Rick Bibbero, the Minden resident who got $500 for designing the license plate, isn't apologizing for the mushroom cloud. Like it or not, it is history no other state can claim.
"Nevada being Nevada," he said, "this is a unique subject."
This is unique: Congress had to pass special laws to govern the procedure to choose a nuclear waste site; the governor had the right to veto a presidential decision; science is talking about storing something for a period longer than recorded human history.
So you'd think, in the state's fight for its life to keep nuclear waste out of Nevada, the Legislature would do something unique to raise money and rally support. Maybe a license plate to help fund the fight.

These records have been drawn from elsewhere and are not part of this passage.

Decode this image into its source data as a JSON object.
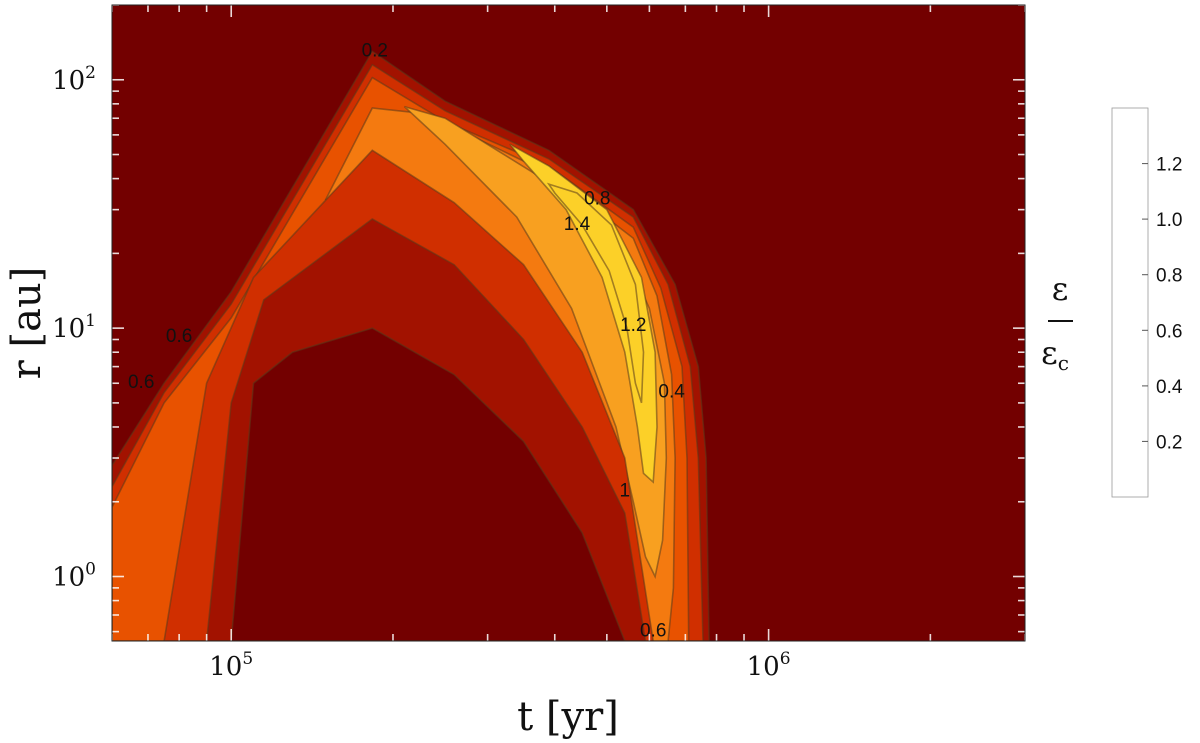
{
  "chart_data": {
    "type": "contour",
    "xlabel": "t [yr]",
    "ylabel": "r [au]",
    "xscale": "log",
    "yscale": "log",
    "xlim": [
      60000,
      3000000
    ],
    "ylim": [
      0.55,
      200
    ],
    "x_ticks": [
      {
        "value": 100000,
        "base": "10",
        "exp": "5"
      },
      {
        "value": 1000000,
        "base": "10",
        "exp": "6"
      }
    ],
    "y_ticks": [
      {
        "value": 1,
        "base": "10",
        "exp": "0"
      },
      {
        "value": 10,
        "base": "10",
        "exp": "1"
      },
      {
        "value": 100,
        "base": "10",
        "exp": "2"
      }
    ],
    "colorbar": {
      "title_num": "ε",
      "title_den": "ε",
      "title_den_sub": "c",
      "levels": [
        0.2,
        0.4,
        0.6,
        0.8,
        1.0,
        1.2
      ],
      "tick_labels": [
        "0.2",
        "0.4",
        "0.6",
        "0.8",
        "1.0",
        "1.2"
      ],
      "colors": [
        "#730000",
        "#a21200",
        "#d02f00",
        "#e85200",
        "#f47a10",
        "#f8a020",
        "#fcd028"
      ]
    },
    "contour_labels": [
      {
        "text": "0.2",
        "t": 185000,
        "r": 130
      },
      {
        "text": "0.8",
        "t": 480000,
        "r": 33
      },
      {
        "text": "1.4",
        "t": 440000,
        "r": 26
      },
      {
        "text": "1.2",
        "t": 560000,
        "r": 10.2
      },
      {
        "text": "0.4",
        "t": 660000,
        "r": 5.5
      },
      {
        "text": "1",
        "t": 540000,
        "r": 2.2
      },
      {
        "text": "0.6",
        "t": 610000,
        "r": 0.6
      },
      {
        "text": "0.6",
        "t": 80000,
        "r": 9.2
      },
      {
        "text": "0.6",
        "t": 68000,
        "r": 6.0
      }
    ],
    "contour_regions": [
      {
        "level": 0.2,
        "points": [
          [
            60000,
            0.55
          ],
          [
            60000,
            2.8
          ],
          [
            75000,
            6
          ],
          [
            100000,
            14
          ],
          [
            183000,
            130
          ],
          [
            250000,
            82
          ],
          [
            390000,
            52
          ],
          [
            560000,
            30
          ],
          [
            670000,
            15
          ],
          [
            740000,
            7
          ],
          [
            765000,
            3
          ],
          [
            775000,
            0.55
          ]
        ]
      },
      {
        "level": 0.4,
        "points": [
          [
            60000,
            0.55
          ],
          [
            60000,
            2.3
          ],
          [
            75000,
            5.5
          ],
          [
            100000,
            12.5
          ],
          [
            183000,
            115
          ],
          [
            250000,
            75
          ],
          [
            390000,
            48
          ],
          [
            560000,
            28
          ],
          [
            650000,
            15
          ],
          [
            715000,
            7
          ],
          [
            740000,
            3
          ],
          [
            755000,
            0.55
          ]
        ]
      },
      {
        "level": 0.6,
        "points": [
          [
            60000,
            0.55
          ],
          [
            60000,
            1.9
          ],
          [
            75000,
            5
          ],
          [
            100000,
            11
          ],
          [
            183000,
            102
          ],
          [
            250000,
            68
          ],
          [
            390000,
            45
          ],
          [
            560000,
            25.5
          ],
          [
            630000,
            14.5
          ],
          [
            690000,
            7
          ],
          [
            705000,
            3
          ],
          [
            710000,
            0.55
          ]
        ]
      },
      {
        "level": 0.8,
        "points": [
          [
            150000,
            33
          ],
          [
            183000,
            77
          ],
          [
            230000,
            73
          ],
          [
            390000,
            42
          ],
          [
            560000,
            23
          ],
          [
            620000,
            13.5
          ],
          [
            660000,
            6.5
          ],
          [
            670000,
            3
          ],
          [
            665000,
            0.9
          ],
          [
            650000,
            0.55
          ],
          [
            595000,
            0.55
          ],
          [
            570000,
            1
          ],
          [
            500000,
            2.2
          ],
          [
            420000,
            5
          ],
          [
            330000,
            12
          ],
          [
            255000,
            22
          ],
          [
            195000,
            30
          ],
          [
            150000,
            33
          ]
        ]
      },
      {
        "level": 1.0,
        "points": [
          [
            210000,
            78
          ],
          [
            250000,
            70
          ],
          [
            380000,
            40
          ],
          [
            530000,
            22
          ],
          [
            600000,
            12
          ],
          [
            640000,
            6
          ],
          [
            645000,
            3
          ],
          [
            635000,
            1.4
          ],
          [
            615000,
            1.0
          ],
          [
            590000,
            1.2
          ],
          [
            560000,
            2.0
          ],
          [
            520000,
            4
          ],
          [
            430000,
            12
          ],
          [
            340000,
            28
          ],
          [
            250000,
            55
          ],
          [
            210000,
            78
          ]
        ]
      },
      {
        "level": 1.2,
        "points": [
          [
            330000,
            55
          ],
          [
            390000,
            45
          ],
          [
            500000,
            30
          ],
          [
            580000,
            16
          ],
          [
            615000,
            8
          ],
          [
            620000,
            4
          ],
          [
            610000,
            2.4
          ],
          [
            585000,
            2.6
          ],
          [
            570000,
            4
          ],
          [
            540000,
            8
          ],
          [
            490000,
            16
          ],
          [
            420000,
            30
          ],
          [
            350000,
            47
          ],
          [
            330000,
            55
          ]
        ]
      },
      {
        "level": 1.4,
        "points": [
          [
            390000,
            38
          ],
          [
            440000,
            35
          ],
          [
            510000,
            26
          ],
          [
            565000,
            15
          ],
          [
            585000,
            8
          ],
          [
            580000,
            5
          ],
          [
            565000,
            6
          ],
          [
            545000,
            10
          ],
          [
            505000,
            17
          ],
          [
            450000,
            26
          ],
          [
            400000,
            35
          ],
          [
            390000,
            38
          ]
        ]
      }
    ],
    "interior_cavity": [
      [
        100000,
        0.55
      ],
      [
        110000,
        6
      ],
      [
        130000,
        8
      ],
      [
        183000,
        10
      ],
      [
        260000,
        6.5
      ],
      [
        350000,
        3.5
      ],
      [
        450000,
        1.5
      ],
      [
        540000,
        0.55
      ]
    ],
    "interior_band": [
      [
        90000,
        0.55
      ],
      [
        100000,
        5
      ],
      [
        115000,
        13
      ],
      [
        183000,
        27.5
      ],
      [
        260000,
        18
      ],
      [
        350000,
        9
      ],
      [
        450000,
        4
      ],
      [
        540000,
        1.8
      ],
      [
        590000,
        0.55
      ]
    ],
    "interior_band2": [
      [
        75000,
        0.55
      ],
      [
        90000,
        6
      ],
      [
        110000,
        16
      ],
      [
        183000,
        52
      ],
      [
        260000,
        32
      ],
      [
        350000,
        18
      ],
      [
        450000,
        8
      ],
      [
        540000,
        3
      ],
      [
        610000,
        0.55
      ]
    ]
  }
}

Instead, the state's 63 leaders were busy approving these plate gems: one supporting preservation of federal lands surrounding Las Vegas, another honoring antique trucks and yet another funding the preservation of the Lower Truckee River and Pyramid Lake.

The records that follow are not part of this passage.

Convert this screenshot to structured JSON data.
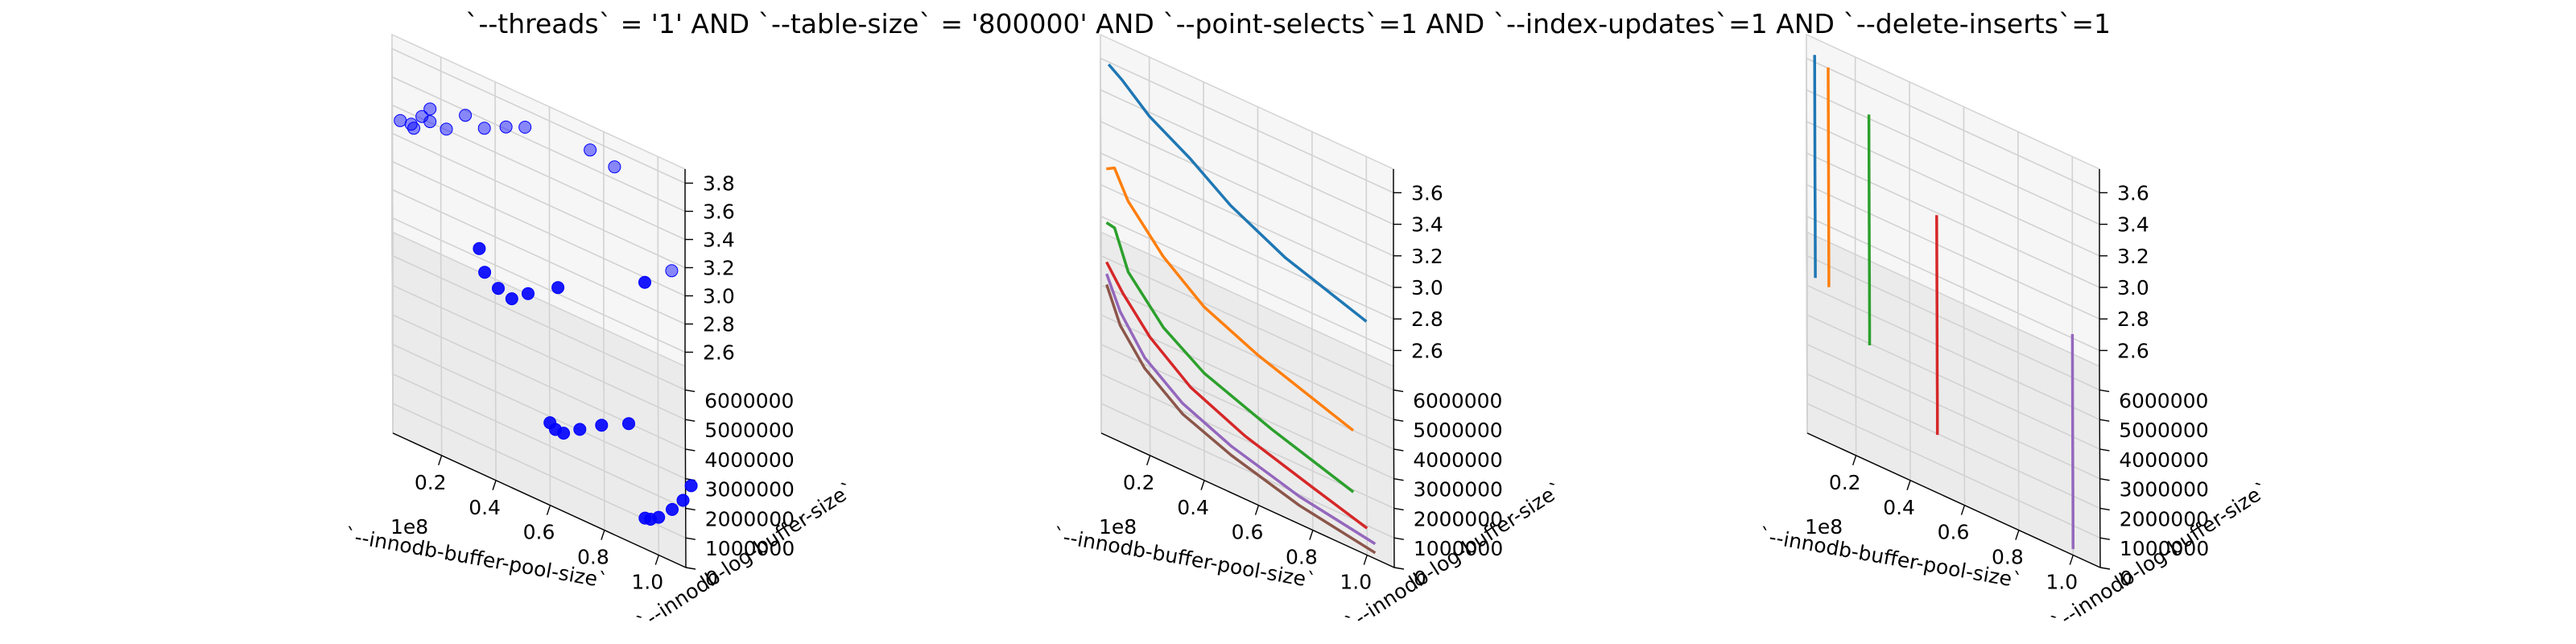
{
  "figure": {
    "title": "`--threads` = '1' AND `--table-size` = '800000'  AND `--point-selects`=1 AND `--index-updates`=1 AND `--delete-inserts`=1"
  },
  "chart_data": [
    {
      "type": "scatter",
      "xlabel": "`--innodb-buffer-pool-size`",
      "ylabel": "`--innodb-log-buffer-size`",
      "zlabel": "",
      "x_offset_label": "1e8",
      "xticks": [
        "0.2",
        "0.4",
        "0.6",
        "0.8",
        "1.0"
      ],
      "yticks": [
        "0",
        "1000000",
        "2000000",
        "3000000",
        "4000000",
        "5000000",
        "6000000"
      ],
      "zticks": [
        "2.6",
        "2.8",
        "3.0",
        "3.2",
        "3.4",
        "3.6",
        "3.8"
      ],
      "xlim": [
        0.02,
        1.1
      ],
      "ylim": [
        0,
        6800000
      ],
      "zlim": [
        2.5,
        3.9
      ],
      "grid": true,
      "marker_color": "#0000ff",
      "points": [
        {
          "x": 0.05,
          "y": 6400000,
          "z": 3.4
        },
        {
          "x": 0.09,
          "y": 6400000,
          "z": 3.41
        },
        {
          "x": 0.1,
          "y": 6400000,
          "z": 3.39
        },
        {
          "x": 0.13,
          "y": 6400000,
          "z": 3.5
        },
        {
          "x": 0.16,
          "y": 6400000,
          "z": 3.58
        },
        {
          "x": 0.16,
          "y": 6400000,
          "z": 3.49
        },
        {
          "x": 0.22,
          "y": 6400000,
          "z": 3.49
        },
        {
          "x": 0.29,
          "y": 6400000,
          "z": 3.65
        },
        {
          "x": 0.36,
          "y": 6400000,
          "z": 3.62
        },
        {
          "x": 0.44,
          "y": 6400000,
          "z": 3.7
        },
        {
          "x": 0.51,
          "y": 6400000,
          "z": 3.76
        },
        {
          "x": 0.75,
          "y": 6400000,
          "z": 3.81
        },
        {
          "x": 0.84,
          "y": 6400000,
          "z": 3.77
        },
        {
          "x": 0.34,
          "y": 3200000,
          "z": 3.42
        },
        {
          "x": 0.36,
          "y": 3200000,
          "z": 3.27
        },
        {
          "x": 0.41,
          "y": 3200000,
          "z": 3.2
        },
        {
          "x": 0.46,
          "y": 3200000,
          "z": 3.17
        },
        {
          "x": 0.52,
          "y": 3200000,
          "z": 3.26
        },
        {
          "x": 0.63,
          "y": 3200000,
          "z": 3.4
        },
        {
          "x": 0.95,
          "y": 3200000,
          "z": 3.72
        },
        {
          "x": 0.6,
          "y": 1600000,
          "z": 2.75
        },
        {
          "x": 0.62,
          "y": 1600000,
          "z": 2.72
        },
        {
          "x": 0.65,
          "y": 1600000,
          "z": 2.72
        },
        {
          "x": 0.71,
          "y": 1600000,
          "z": 2.8
        },
        {
          "x": 0.79,
          "y": 1600000,
          "z": 2.9
        },
        {
          "x": 0.89,
          "y": 1600000,
          "z": 3.0
        },
        {
          "x": 1.05,
          "y": 5200000,
          "z": 3.47
        },
        {
          "x": 0.95,
          "y": 800000,
          "z": 2.55
        },
        {
          "x": 0.97,
          "y": 800000,
          "z": 2.56
        },
        {
          "x": 1.0,
          "y": 800000,
          "z": 2.6
        },
        {
          "x": 1.05,
          "y": 800000,
          "z": 2.7
        },
        {
          "x": 1.09,
          "y": 800000,
          "z": 2.8
        },
        {
          "x": 1.12,
          "y": 800000,
          "z": 2.93
        }
      ]
    },
    {
      "type": "line",
      "xlabel": "`--innodb-buffer-pool-size`",
      "ylabel": "`--innodb-log-buffer-size`",
      "zlabel": "",
      "x_offset_label": "1e8",
      "xticks": [
        "0.2",
        "0.4",
        "0.6",
        "0.8",
        "1.0"
      ],
      "yticks": [
        "0",
        "1000000",
        "2000000",
        "3000000",
        "4000000",
        "5000000",
        "6000000"
      ],
      "zticks": [
        "2.6",
        "2.8",
        "3.0",
        "3.2",
        "3.4",
        "3.6"
      ],
      "xlim": [
        0.02,
        1.1
      ],
      "ylim": [
        0,
        6800000
      ],
      "zlim": [
        2.5,
        3.75
      ],
      "grid": true,
      "series": [
        {
          "color": "#1f77b4",
          "y": 6400000,
          "points": [
            [
              0.05,
              3.66
            ],
            [
              0.1,
              3.6
            ],
            [
              0.2,
              3.45
            ],
            [
              0.35,
              3.3
            ],
            [
              0.5,
              3.12
            ],
            [
              0.7,
              2.95
            ],
            [
              1.0,
              2.78
            ]
          ]
        },
        {
          "color": "#ff7f0e",
          "y": 3200000,
          "points": [
            [
              0.04,
              3.59
            ],
            [
              0.07,
              3.62
            ],
            [
              0.12,
              3.45
            ],
            [
              0.25,
              3.2
            ],
            [
              0.4,
              3.0
            ],
            [
              0.6,
              2.85
            ],
            [
              0.95,
              2.65
            ]
          ]
        },
        {
          "color": "#2ca02c",
          "y": 1600000,
          "points": [
            [
              0.04,
              3.55
            ],
            [
              0.07,
              3.54
            ],
            [
              0.12,
              3.3
            ],
            [
              0.25,
              3.05
            ],
            [
              0.4,
              2.88
            ],
            [
              0.65,
              2.72
            ],
            [
              0.95,
              2.56
            ]
          ]
        },
        {
          "color": "#d62728",
          "y": 800000,
          "points": [
            [
              0.04,
              3.45
            ],
            [
              0.1,
              3.3
            ],
            [
              0.2,
              3.1
            ],
            [
              0.35,
              2.9
            ],
            [
              0.55,
              2.75
            ],
            [
              0.8,
              2.62
            ],
            [
              1.0,
              2.52
            ]
          ]
        },
        {
          "color": "#9467bd",
          "y": 400000,
          "points": [
            [
              0.04,
              3.45
            ],
            [
              0.09,
              3.25
            ],
            [
              0.18,
              3.03
            ],
            [
              0.32,
              2.85
            ],
            [
              0.5,
              2.72
            ],
            [
              0.75,
              2.6
            ],
            [
              1.03,
              2.52
            ]
          ]
        },
        {
          "color": "#8c564b",
          "y": 200000,
          "points": [
            [
              0.04,
              3.42
            ],
            [
              0.09,
              3.2
            ],
            [
              0.18,
              3.0
            ],
            [
              0.32,
              2.82
            ],
            [
              0.5,
              2.7
            ],
            [
              0.75,
              2.58
            ],
            [
              1.03,
              2.5
            ]
          ]
        }
      ]
    },
    {
      "type": "line",
      "xlabel": "`--innodb-buffer-pool-size`",
      "ylabel": "`--innodb-log-buffer-size`",
      "zlabel": "",
      "x_offset_label": "1e8",
      "xticks": [
        "0.2",
        "0.4",
        "0.6",
        "0.8",
        "1.0"
      ],
      "yticks": [
        "0",
        "1000000",
        "2000000",
        "3000000",
        "4000000",
        "5000000",
        "6000000"
      ],
      "zticks": [
        "2.6",
        "2.8",
        "3.0",
        "3.2",
        "3.4",
        "3.6"
      ],
      "xlim": [
        0.02,
        1.1
      ],
      "ylim": [
        0,
        6800000
      ],
      "zlim": [
        2.5,
        3.75
      ],
      "grid": true,
      "series": [
        {
          "color": "#1f77b4",
          "x": 0.05,
          "points": [
            [
              200000,
              3.47
            ],
            [
              400000,
              3.44
            ],
            [
              800000,
              3.52
            ],
            [
              1600000,
              3.55
            ],
            [
              3200000,
              3.58
            ],
            [
              6400000,
              3.72
            ]
          ]
        },
        {
          "color": "#ff7f0e",
          "x": 0.1,
          "points": [
            [
              200000,
              3.45
            ],
            [
              400000,
              3.5
            ],
            [
              800000,
              3.52
            ],
            [
              1600000,
              3.54
            ],
            [
              3200000,
              3.58
            ],
            [
              6400000,
              3.68
            ]
          ]
        },
        {
          "color": "#2ca02c",
          "x": 0.25,
          "points": [
            [
              200000,
              3.2
            ],
            [
              400000,
              3.26
            ],
            [
              800000,
              3.3
            ],
            [
              1600000,
              3.33
            ],
            [
              3200000,
              3.4
            ],
            [
              6400000,
              3.5
            ]
          ]
        },
        {
          "color": "#d62728",
          "x": 0.5,
          "points": [
            [
              200000,
              2.83
            ],
            [
              400000,
              2.82
            ],
            [
              800000,
              2.88
            ],
            [
              1600000,
              2.91
            ],
            [
              3200000,
              2.97
            ],
            [
              6400000,
              3.06
            ]
          ]
        },
        {
          "color": "#9467bd",
          "x": 1.0,
          "points": [
            [
              200000,
              2.5
            ],
            [
              400000,
              2.51
            ],
            [
              800000,
              2.53
            ],
            [
              1600000,
              2.56
            ],
            [
              3200000,
              2.6
            ],
            [
              6400000,
              2.7
            ]
          ]
        }
      ]
    }
  ]
}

Those ideas are so, uh, popular that the proponents haven't gotten the necessary 250 advance orders to design the plates. The plate commemorating nuclear testing did.
"I don't like the plate, and I wish I could stop it," Gov. Kenny Guinn said. "But they followed the law, and you just can't change it."
When the plate's design was unveiled recently, Yucca opponents decried it as "abominable."
But motorists are lining up to be a part of it. Already more than 300 have signed up to pay $61 for the plate -- $25 of which will go to the Nevada Atomic Testing History Institute.
Too bad there's no "Stop Yucca" plate. If there were, every anti-dump politician and environmentalist would buy one and the Nevada Protection Fund might have enough money to get through the summer.
Instead, though, the Legislature was busy approving nine special plates ranging from animal appreciation, rodeo awareness and celebrating Las Vegas' upcoming 100th birthday.
The atomic testing plate died and was revived when it was tacked on as an amendment to another bill. It was approved with no proposed design -- leaving Bob Beers, R-Las Vegas, to muse at the time: "Is it a hole in the ground, a mushroom cloud, a Geiger counter?"
Beers argues today that since nuclear testing is an "undeniable part" of Nevada's history, he isn't troubled that the plate uses a mushroom cloud.
There's also no denying Nevada's future nuclear role in the federal government's grand scheme -- this time to bail out utility companies by freeing up space at their nuclear plants to generate more power and waste, with no recycling, no reprocessing, no endgame in sight.
Even before the U.S. House of Representatives overwhelmingly voted to support the dump, many Nevadans were resigned to the fact that Yucca is coming. So it's going to be as big a part of life as anything else we put on our license plates.
In Nevada you can get license plates designating that you're a firefighter or, shudder, a member of the working press. And there are a host of fund-raisers, from Lake Tahoe to children's art issues -- all good causes, but not the state's ultimate cause.
You can also buy a circa 1982 replica plate -- the plain navy blue tags given prior to 1983 that serve as a status symbol for longtime Nevadans. Now if there was only some cachet to fighting Yucca Mountain.
Since Guinn thinks the Yucca battle is still years from over, there's still time for the 2003 Legislature to create an anti-Yucca plate.
For now, though, we can resort to personalized plates to send a message to congressional members in nuke-rich states.
KABOOM is already taken, but YUCCA MT is still available.